Tapi jangan pernah menyangka kawan, jika aku ini termasuk dari golongan-golongan orang malas, pembolos, tidak disiplin atau apalah yang serupa. Ada sebuah benteng ilusi yang menghalagi antara aku dan upacara pagi ini, dan untuk melewatinya tidak serumit cara yang digunakan oleh Uchiha Itachi ketika hendak menembus benteng Konoha dengan jutsu-jutsunya ruwet itu, atau dengan senjata Harrp milik Amerika yang konon bisa mengasilkan Gempa buatan supaya bisa digunakan untuk menghancurkan benteng ilusi tersebut! Cukup dibutuhkan sedikit pengorbanan untuk mendobrak benteng tersebut, sebuah pengorbanan berat yang mempertaruhkan harga diri, mengintimidasi krakter serta menjajah mental kerupukku.

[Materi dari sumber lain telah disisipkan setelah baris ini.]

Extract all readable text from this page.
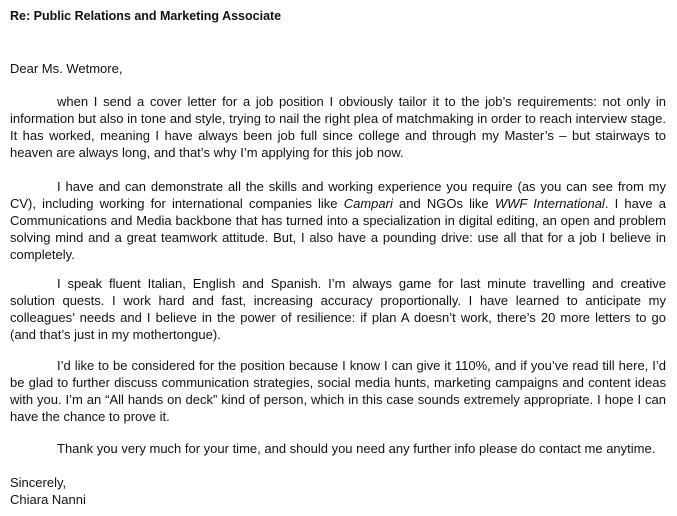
Re: Public Relations and Marketing Associate

Dear Ms. Wetmore,

when I send a cover letter for a job position I obviously tailor it to the job’s requirements: not only in information but also in tone and style, trying to nail the right plea of matchmaking in order to reach interview stage. It has worked, meaning I have always been job full since college and through my Master’s – but stairways to heaven are always long, and that’s why I’m applying for this job now.

I have and can demonstrate all the skills and working experience you require (as you can see from my CV), including working for international companies like Campari and NGOs like WWF International. I have a Communications and Media backbone that has turned into a specialization in digital editing, an open and problem solving mind and a great teamwork attitude. But, I also have a pounding drive: use all that for a job I believe in completely.

I speak fluent Italian, English and Spanish. I’m always game for last minute travelling and creative solution quests. I work hard and fast, increasing accuracy proportionally. I have learned to anticipate my colleagues’ needs and I believe in the power of resilience: if plan A doesn’t work, there’s 20 more letters to go (and that’s just in my mothertongue).

I’d like to be considered for the position because I know I can give it 110%, and if you’ve read till here, I’d be glad to further discuss communication strategies, social media hunts, marketing campaigns and content ideas with you. I’m an “All hands on deck” kind of person, which in this case sounds extremely appropriate. I hope I can have the chance to prove it.

Thank you very much for your time, and should you need any further info please do contact me anytime.

Sincerely,

Chiara Nanni
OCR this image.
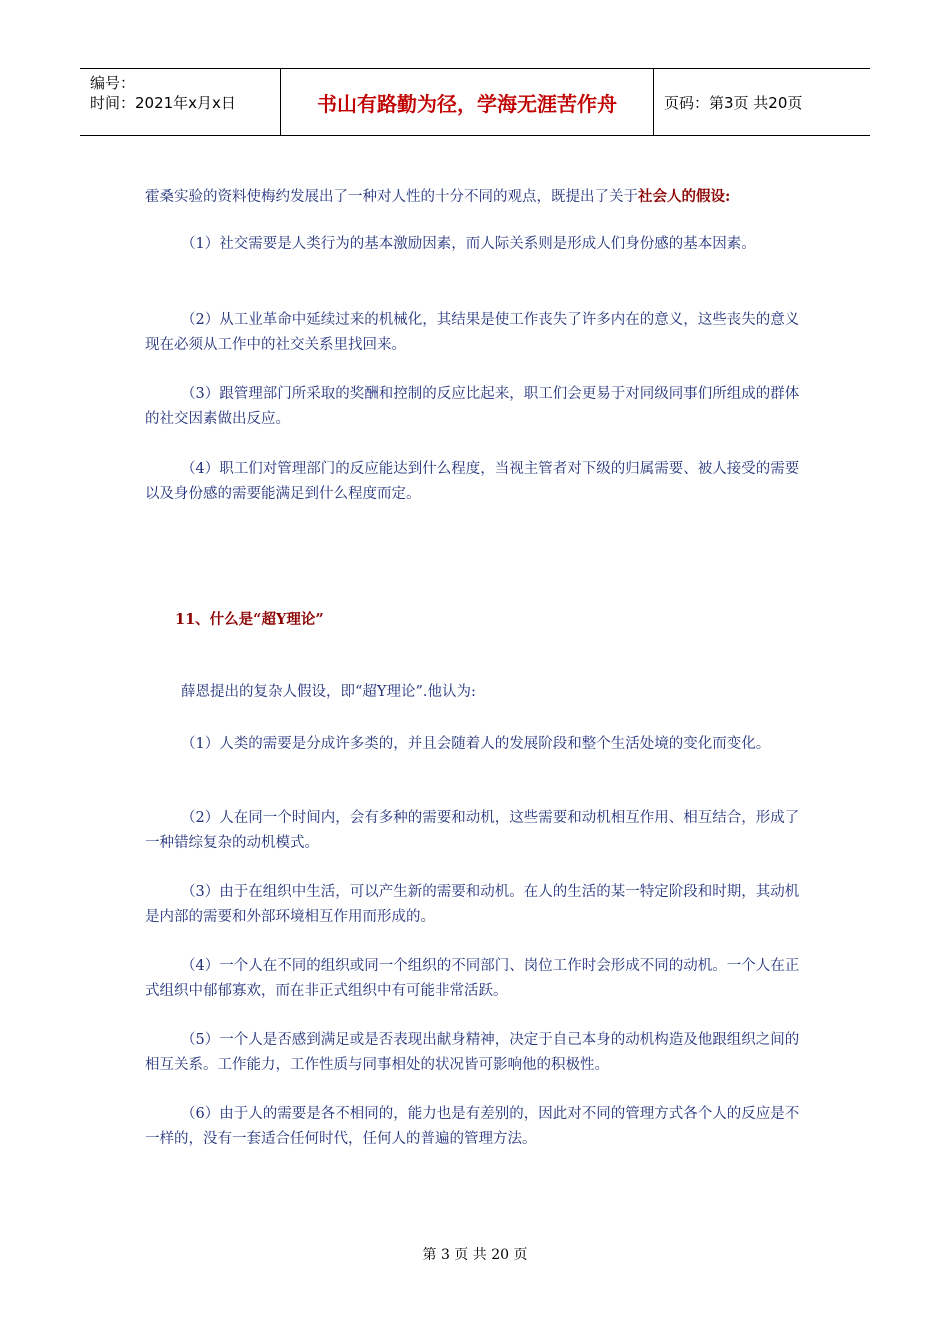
编号：
时间：2021年x月x日	书山有路勤为径，学海无涯苦作舟	页码：第3页 共20页

霍桑实验的资料使梅约发展出了一种对人性的十分不同的观点，既提出了关于社会人的假设:

（1）社交需要是人类行为的基本激励因素，而人际关系则是形成人们身份感的基本因素。

（2）从工业革命中延续过来的机械化，其结果是使工作丧失了许多内在的意义，这些丧失的意义现在必须从工作中的社交关系里找回来。

（3）跟管理部门所采取的奖酬和控制的反应比起来，职工们会更易于对同级同事们所组成的群体的社交因素做出反应。

（4）职工们对管理部门的反应能达到什么程度，当视主管者对下级的归属需要、被人接受的需要以及身份感的需要能满足到什么程度而定。

11、什么是“超Y理论”

薛恩提出的复杂人假设，即“超Y理论”.他认为:

（1）人类的需要是分成许多类的，并且会随着人的发展阶段和整个生活处境的变化而变化。

（2）人在同一个时间内，会有多种的需要和动机，这些需要和动机相互作用、相互结合，形成了一种错综复杂的动机模式。

（3）由于在组织中生活，可以产生新的需要和动机。在人的生活的某一特定阶段和时期，其动机是内部的需要和外部环境相互作用而形成的。

（4）一个人在不同的组织或同一个组织的不同部门、岗位工作时会形成不同的动机。一个人在正式组织中郁郁寡欢，而在非正式组织中有可能非常活跃。

（5）一个人是否感到满足或是否表现出献身精神，决定于自己本身的动机构造及他跟组织之间的相互关系。工作能力，工作性质与同事相处的状况皆可影响他的积极性。

（6）由于人的需要是各不相同的，能力也是有差别的，因此对不同的管理方式各个人的反应是不一样的，没有一套适合任何时代，任何人的普遍的管理方法。

第 3 页 共 20 页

Aku tidak lain adalah seorang Murid di SD yang berangka `Sepuluh` pada saat itu. Seorang anak dengan keterbatasan keberaniaan dan mental untuk menerima sebuah ancaman hukuman absolut dari guru SD-ku jika tidak memakai sepatu hitam ke sekolah, peraturan sekolah tersebut diaktifkan mulai pada hari Senin pagi itu, selain pada waktu olahraga dilarang bersepatu selain warana hitam jika tidak ingin diberi sangsi. Bagiku hukuman fisik tidak masalah, tapi yang jadi masalah jika hukuman itu berwujud siksaan mental bernama `tak kuat rasa menahan rasa malu`.
Pada saat SD, malu menurutku adalah sebuah synopsis sensai yang mewakili ribuan penderitaan pisikologi yang nyaris melumpuhkan integritas dalam diri seseorang, bagiku jika disuruh berdiri dihadapan publik dengan hanya mengunakan satu kaki sambil mengibarkan kedua sayap kuping oleh konstribusi tarikan dari sang tangan merupakan saat-saat dimana aku harus berjuang keras menetralisasikan sisa-sisa elemen keberanian dari watak pemalu dalam diriku. Jika inisitif itu gagal, menelah mentah-mentah pahitnya rasa malu, dihadapan guru-guru, dihadapan nona-nona siswi SD yang kebetulan diama-diam mengagumiku ! Adalah sebuah konsekwensi perdana yang kuterima sebagai anak `Si Pemalu` ini.
Tetapi itu semua hanya hipotesa-hipotesa awal yang bisa dijungkir balikkan dengan sedikit usaha dan harapan. Sebenarnya sederhana saja jika ingin keluar dari Hukuman Absolut itu, karena aku hanya punya sepatu putih yang cocok dipakai disaat olahranaga, cukup dengan membeli sepatu berwarna hitam saja membuat diriku bisa bebas dari jajahan hukuman mental itu.
Namun tahukah kawan, sebab kedua mengapa proyek `Tidak Ikut Upacara` itu harus tetap direalisasikan? Sepatu putih yang kusebutkan tadi telah mengalami dekonstrusi warna menjadi hitam mengkilap. Aku tahu proses itu terjadi tadi malam, saat Aku menyusun proyek. “Belum ada uang Nak..” adalah lantaran klasik yang membuat sepatuku bermutasi hingga begitu.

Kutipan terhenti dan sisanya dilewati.